Una madre con il suo bambino, entrambi malati di tubercolosi. Immagine scattata nel Centro per la lotta alla malnutrizione di Gogrial, nel Sud Sudan - ©UNICEF Italia/2012/Paolo Siccardi
Durante la visita al centro non abbiamo parlato molto, abbiamo più che altro ascoltato madri con i propri figli, nonne con i nipoti, persone che senza sapere né perché né come si sono ritrovate in un ospedale per salvare la propria vita da una condizione di sopravvivenza già difficile.
Il lavoro dell’UNICEF qui è di vitale importanza. Alle persone vengono distribuite zanzariere e somministrati vaccini, si fanno screening, si danno cure per arginare i decorsi di malattie, si consegna loro una speranza di vita maggiore.
Giorno 6 - Roma
Sono tornato in Italia da due ore al massimo. Arrivo a casa, metto a lavare tutto, svuoto la valigia, lo zaino.
Guardo le mie scarpe da ginnastica, sono rosse, come l’Africa che ho visto.
Mi infilo sotto la doccia, non ho bisogno di tenere la testa inclinata all’indietro. Mi lavo i denti, non ho bisogno di una bottiglia d’acqua sigillata per lavarli. Ho mal di testa, prendo un’aspirina. Accendo il computer, mi sdraio sul letto.

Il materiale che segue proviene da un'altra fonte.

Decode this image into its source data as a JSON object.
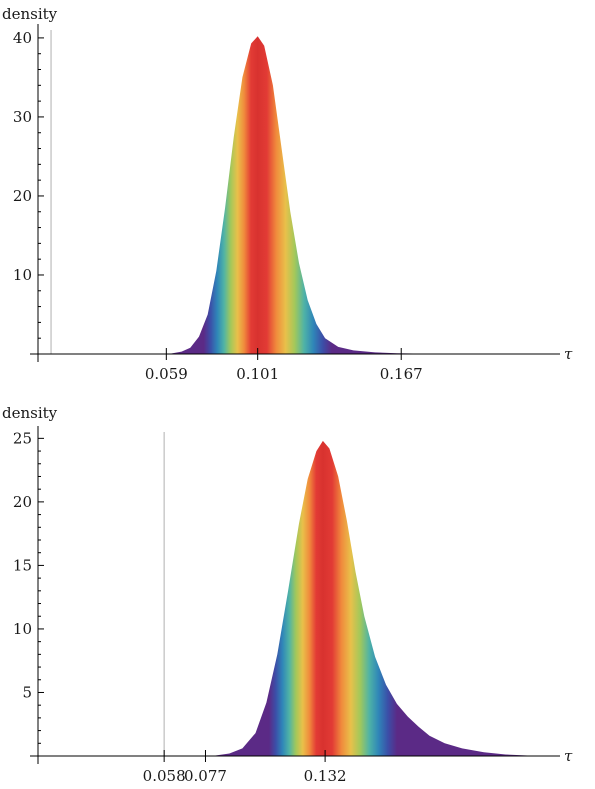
{
  "chart_data": [
    {
      "type": "area",
      "ylabel": "density",
      "xlabel": "τ",
      "xlim": [
        0.0,
        0.24
      ],
      "ylim": [
        0,
        41
      ],
      "y_ticks": [
        "10",
        "20",
        "30",
        "40"
      ],
      "y_tick_values": [
        10,
        20,
        30,
        40
      ],
      "x_ticks": [
        "0.059",
        "0.101",
        "0.167"
      ],
      "x_tick_values": [
        0.059,
        0.101,
        0.167
      ],
      "reference_line_x": 0.006,
      "x": [
        0.06,
        0.066,
        0.07,
        0.074,
        0.078,
        0.082,
        0.086,
        0.09,
        0.094,
        0.098,
        0.101,
        0.104,
        0.108,
        0.112,
        0.116,
        0.12,
        0.124,
        0.128,
        0.132,
        0.138,
        0.145,
        0.155,
        0.165,
        0.18,
        0.2,
        0.215
      ],
      "y": [
        0.0,
        0.3,
        0.8,
        2.2,
        5.0,
        10.5,
        18.5,
        27.5,
        35.0,
        39.3,
        40.2,
        39.0,
        34.0,
        26.0,
        18.0,
        11.5,
        6.8,
        3.8,
        2.0,
        0.9,
        0.45,
        0.2,
        0.1,
        0.04,
        0.01,
        0.0
      ],
      "peak_x": 0.101
    },
    {
      "type": "area",
      "ylabel": "density",
      "xlabel": "τ",
      "xlim": [
        0.0,
        0.24
      ],
      "ylim": [
        0,
        25.5
      ],
      "y_ticks": [
        "5",
        "10",
        "15",
        "20",
        "25"
      ],
      "y_tick_values": [
        5,
        10,
        15,
        20,
        25
      ],
      "x_ticks": [
        "0.058",
        "0.077",
        "0.132"
      ],
      "x_tick_values": [
        0.058,
        0.077,
        0.132
      ],
      "reference_line_x": 0.058,
      "x": [
        0.08,
        0.088,
        0.094,
        0.1,
        0.105,
        0.11,
        0.115,
        0.12,
        0.124,
        0.128,
        0.131,
        0.134,
        0.138,
        0.142,
        0.146,
        0.15,
        0.155,
        0.16,
        0.165,
        0.17,
        0.175,
        0.18,
        0.187,
        0.195,
        0.205,
        0.215,
        0.225,
        0.235
      ],
      "y": [
        0.0,
        0.2,
        0.6,
        1.8,
        4.2,
        8.0,
        13.0,
        18.3,
        21.8,
        24.0,
        24.8,
        24.2,
        22.0,
        18.5,
        14.5,
        11.0,
        7.8,
        5.6,
        4.1,
        3.1,
        2.3,
        1.6,
        1.0,
        0.6,
        0.3,
        0.12,
        0.04,
        0.0
      ],
      "peak_x": 0.131
    }
  ]
}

Io ho tutto, acqua potabile, luce, farmaci. Tutto a portata di mano.
Vorrei tornare indietro, ma posso solo andare avanti, ripensando alle fotografie scattate e agli sguardi che hanno reso unica questa missione.
Penso solo che posso fare del mio meglio perché tutti possano provare quel che io sento adesso, nel momento in cui sono steso sul mio letto pulito, con la mia acqua potabile, la mia aspirina a portata di mano ed un computer attraverso il quale raccontare tutto quello che ho sentito.